Why Make Movies?

In cinema we have the unique opportunity to communicate through FILMSPACE, a kind of illusion specific to the moving image that can simultaneously suggest objective reality and subjective reality in a potentially transcendent gestalt.

In traditional Hollywood cinema, we see the reliance on suspension of disbelief, the premise that we are watching an objective reality with the privilege of omniscience or semi-omniscience. And yet, films often switch between objective and subjective (POV) camera angles fluidly, and because of our familiarity with cinematic language, we accept this discrepancy at a subconscious level. This ability to manipulate emotion through switches in perspective is one of the lynchpins of cinematic language.

But fundamentally, the PERSPECTIVE of the film is taken as an absolute. The reality the film presents is an absolute reality. The manipulation is precise: designed to make you feel a certain way at a certain time. It is instructive rather than suggestive. It creates the illusion of having had an emotional experience when in fact the film has simply pushed certain buttons, obeyed certain laws of cinematic language which move the feelings in a certain way. There is no room within the world of the film for interpretation, and the film is not interested in involving the audience by allowing them to interact with the material in a personal way. The film implies a RE-CREATION of reality rather than a representation.

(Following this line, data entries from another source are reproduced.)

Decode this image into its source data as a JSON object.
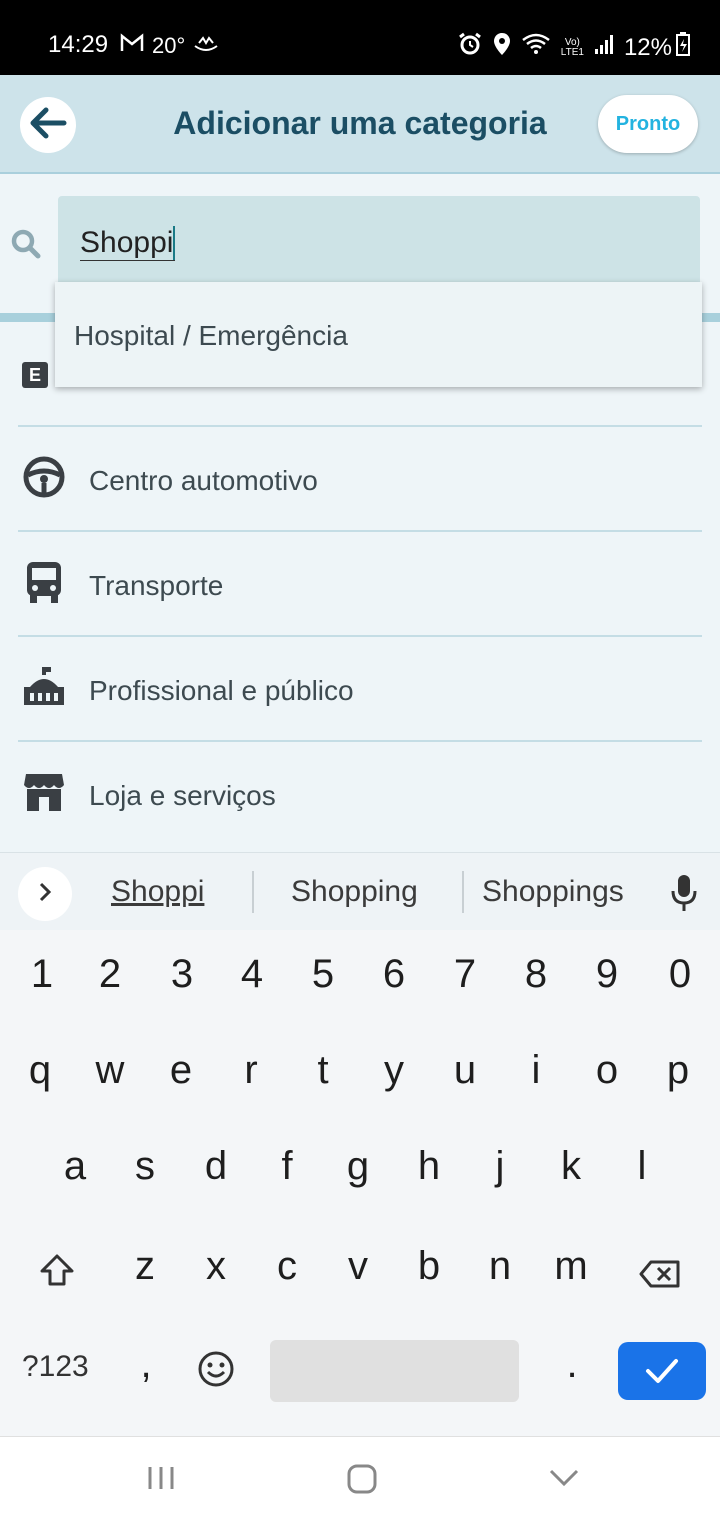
{
  "status_bar": {
    "time": "14:29",
    "temp": "20°",
    "battery": "12%",
    "icons": [
      "gmail-icon",
      "weather-icon",
      "alarm-icon",
      "location-icon",
      "wifi-icon",
      "volte-icon",
      "signal-icon",
      "battery-charging-icon"
    ]
  },
  "header": {
    "title": "Adicionar uma categoria",
    "done_label": "Pronto",
    "back_icon": "arrow-left-icon"
  },
  "search": {
    "value": "Shoppi",
    "icon": "search-icon"
  },
  "dropdown": {
    "items": [
      {
        "label": "Hospital / Emergência"
      }
    ]
  },
  "partial_row_icon_letter": "E",
  "categories": [
    {
      "label": "Centro automotivo",
      "icon": "steering-wheel-icon"
    },
    {
      "label": "Transporte",
      "icon": "bus-icon"
    },
    {
      "label": "Profissional e público",
      "icon": "government-building-icon"
    },
    {
      "label": "Loja e serviços",
      "icon": "store-icon"
    }
  ],
  "suggestions": {
    "items": [
      "Shoppi",
      "Shopping",
      "Shoppings"
    ],
    "expand_icon": "chevron-right-icon",
    "mic_icon": "microphone-icon"
  },
  "keyboard": {
    "numbers": [
      "1",
      "2",
      "3",
      "4",
      "5",
      "6",
      "7",
      "8",
      "9",
      "0"
    ],
    "row1": [
      "q",
      "w",
      "e",
      "r",
      "t",
      "y",
      "u",
      "i",
      "o",
      "p"
    ],
    "row2": [
      "a",
      "s",
      "d",
      "f",
      "g",
      "h",
      "j",
      "k",
      "l"
    ],
    "row3": [
      "z",
      "x",
      "c",
      "v",
      "b",
      "n",
      "m"
    ],
    "symbols_label": "?123",
    "comma": ",",
    "period": ".",
    "enter_color": "#1a73e8"
  },
  "navbar": {
    "icons": [
      "recent-apps-icon",
      "home-icon",
      "back-chevron-icon"
    ]
  },
  "colors": {
    "header_bg": "#cde3ea",
    "title": "#1b4e64",
    "accent": "#23b3e0"
  }
}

Some filmmakers have tried to get around this pretense by employing a “documentary-style” of narrative filmmaking, where the camera takes on the personality of a subjective bystander. Though this method has attracted me in the past, recently I’ve been feeling that this method is an even greater lie than the traditional methods, because it implies a RE-CREATION of reality to an even greater extent. And yet most attempts to make the audience aware that they are watching a movie - through the meta or post-modern sensibility - tend to be exceedingly self-conscious and ironic, which destroys the film’s ability to communicate something personal, sincere, or even (dare I say?) eternal.

What I’m interested in is an effort towards representation that is at once 1) subjective (expressing a definitely unique or particular experience as opposed to a universal one) 2) subversive (in the sense of deconstructing ideological and cultural assumptions {read: GENRE} as opposed to relying on them as a shorthand) and 3) rooted in an emotional experience as opposed to an intellectual construct.